Who led the Double Ten Revolution in China?
Sun Yat-sen (born Sun Deming; 12 November 1866 – 12 March 1925) was a Chinese statesman, physician, and political philosopher, who served as the provisional first president of the Republic of China and the first leader of the Kuomintang (Nationalist Party of China). He is called the "Father of the Nation" in the Republic of China, and the "Forerunner of the Revolution" in the People's Republic of China.
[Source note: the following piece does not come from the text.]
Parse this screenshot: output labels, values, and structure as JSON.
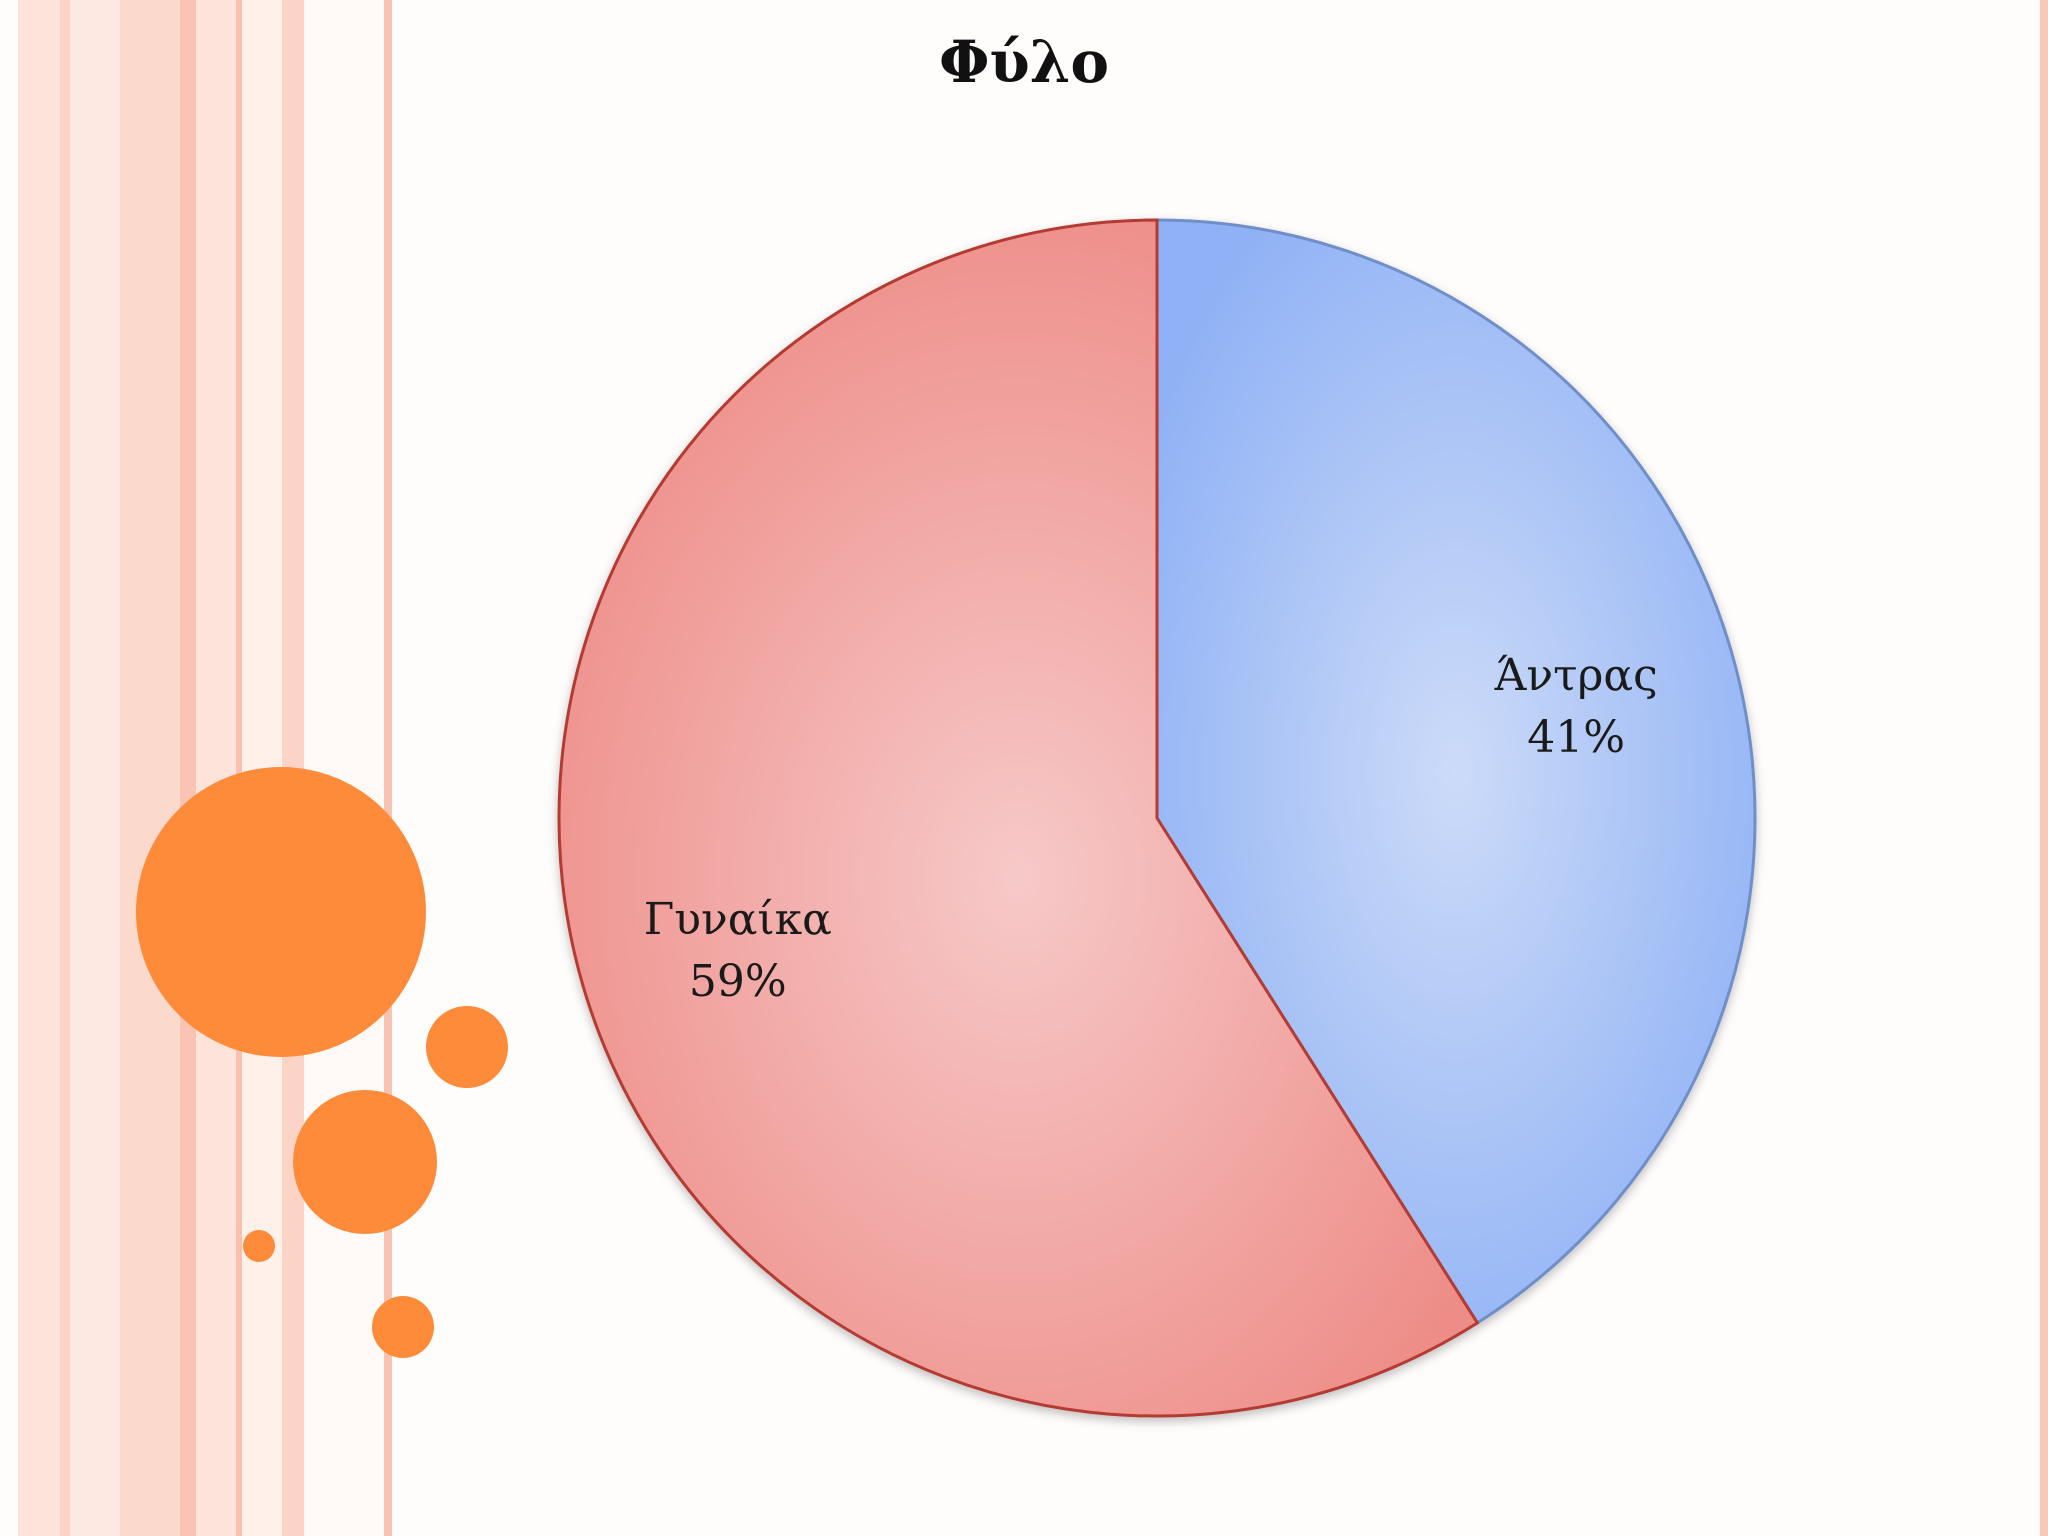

The Double Ten Revolution was launched by the Chinese under the leadership of Dr. Sun Yat-Sen known as the "Father of China's Independence". He wanted the Chinese to be able to establish a republican government and abolish that monarchy that believed that Emperors were appointed by God in accordance with the Mandate of Heaven.
On October 10, 1911 he launched the Double Ten Revolution against the Manchu government in collaboration with Tomenghui groups and forced Henry Pu Yi to leave the rule as emperor and live as a common citizen. Despite the victory of the revolution of Sun Yat-Sen found it difficult to establish an centralized government because he could not get the support of the people from different provinces of China.
Sun is considered to be one of the greatest leaders of modern China, but his political life was one of constant struggle and frequent exile. After the success of the revolution in 1911, he quickly resigned as President of the newly founded Republic of China and relinquished it to Yuan Shikai.